这时有人来通风报信,告诉他秦川已经将词作交给提学。
黄梦内心有些激荡,今夜是他一雪前耻的机会。秦川擅长文章,诗也做的不错,可是中秋词,他便未必做得好了。
何况为这首词,他已经准备许久许久,还请过名家精心指点雕琢。不击败秦川一次,他便无法安心读书,始终心里有一片挥之不去的梦魇。
既然秦川已经交上词作,黄梦再不纠结。
经历过这些日子,他的内心强大不少,当日在簪花宴上,秦川那首诗给他的冲击力,已经削弱许多。
他回过神来,还是觉得那首诗强在立意上,本身的文学水平,真没强到令人绝望的程度。
这也离不开他族叔黄名士的开导。
“嗯,我知道了,你先下去。
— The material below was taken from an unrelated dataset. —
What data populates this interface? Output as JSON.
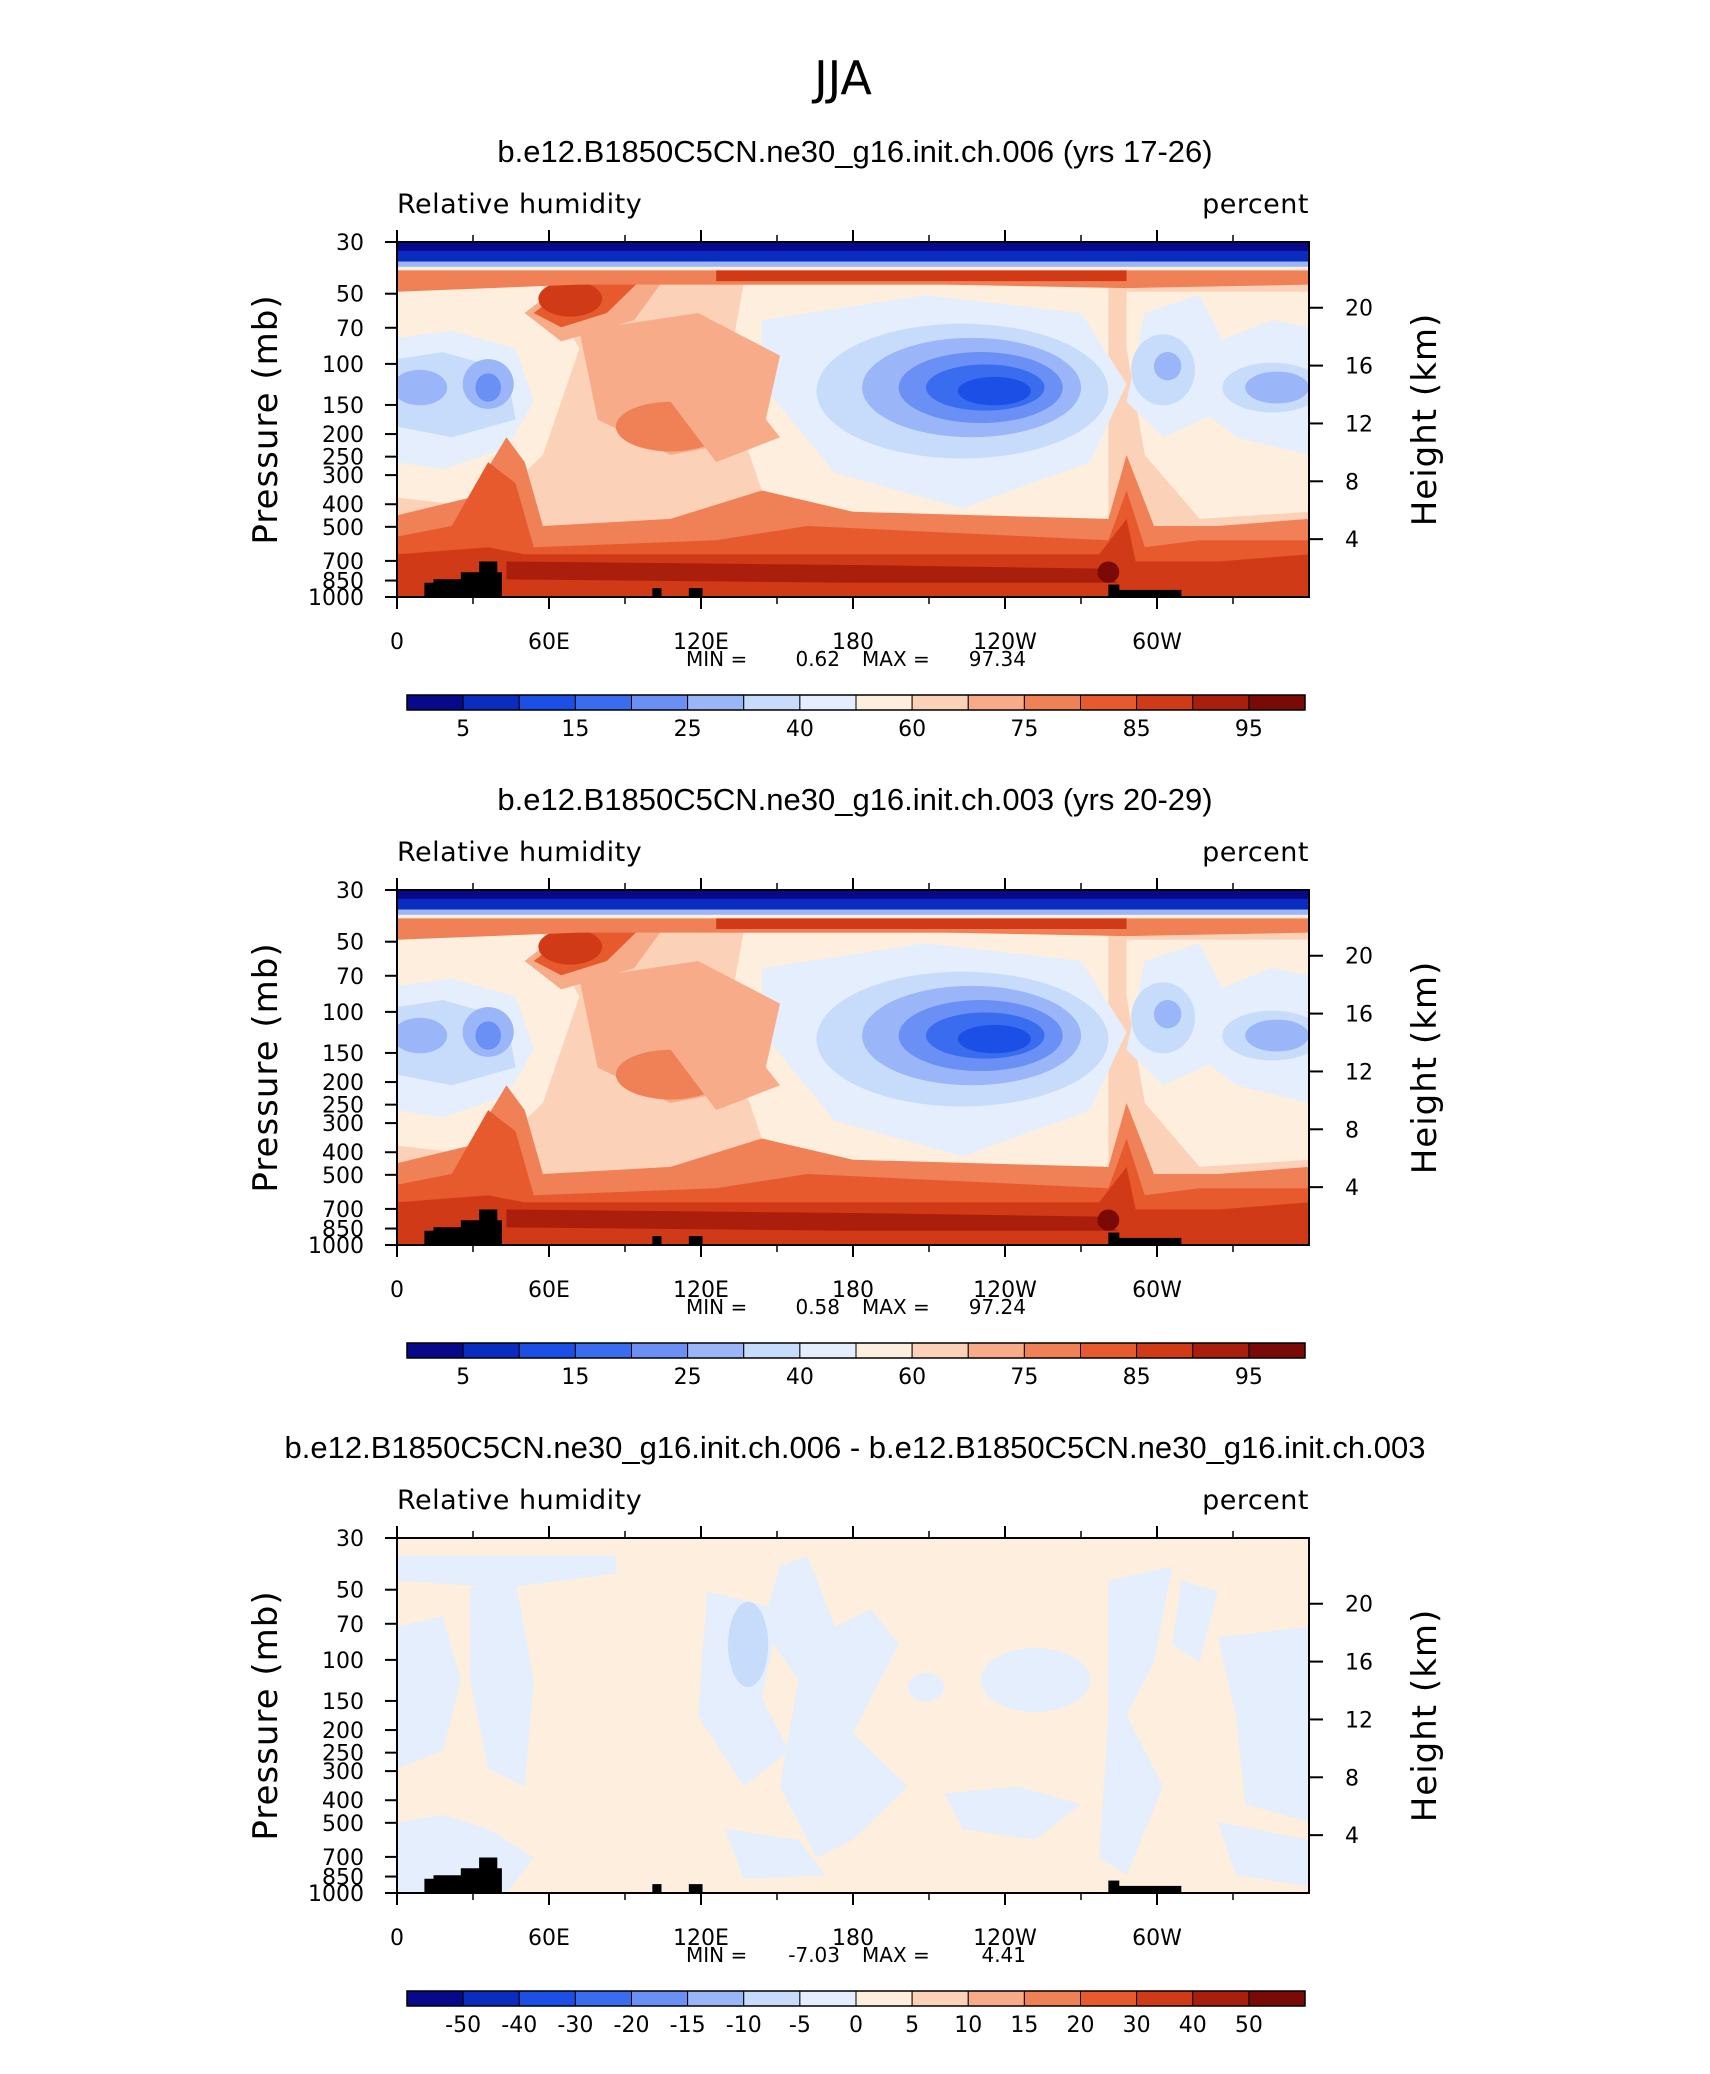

”
三楼是一个小厅,人数不多,连黄梦的族叔黄名士都只能陪坐末尾。
此时提学身边坐着一个衣着华贵的老者,气度雍容,有王侯之相,乃是今夜身份最尊贵的人物。
连黄梦族叔黄名士都不知道对方究竟是谁。反正提学在对方面前,态度谦下。
要知道提学兼任本省按察司副使,乃是地地道道的从三品高官,乃是本省前五的实权人物。
而且管辖士林,不受地方督抚辖制,地位超然。
此刻竟对一個老者十分客气,黄梦心里是颇为震惊的。趁着里面提学和老者欣赏歌舞,黄梦找了机会,悄悄从侧边入内,将词作先交给族叔黄名士。
另一边,提学问老者:“柳老对今夜的作品,有看得上的吗?”
“比我前年在云州参加的诗会质量要好一些,但也没见到亮眼的作品。还有其他诗作吗?”
“柳老,我这有一份在下族侄的词作,还请你斧正一二。”黄名士恭敬地递上一篇词。
提学接过,递给柳老。
柳老先是平静地接过,看了内容后,露出些微笑意,“算得上用心之作,如果还没其他词曲,今夜便以这首词做压轴收尾吧。”
提学凑在旁边看了看内容,微微一笑,“这是黄家黄梦那小子的手笔,他是有些才学的,要不是我手里还有一篇词,柳老以这一首词为压轴,自是毫无疑义。”
柳老登时来了兴趣,“你还藏了一首词,用的什么词牌,快拿来我看看。”
“水调歌头。”
旁边黄名士本来听到心里紧张,一听是水调歌头,登时松了一口气。自前朝苏仙做水调歌头一曲,已然将这首词牌列为词牌中的禁忌,谁碰谁死。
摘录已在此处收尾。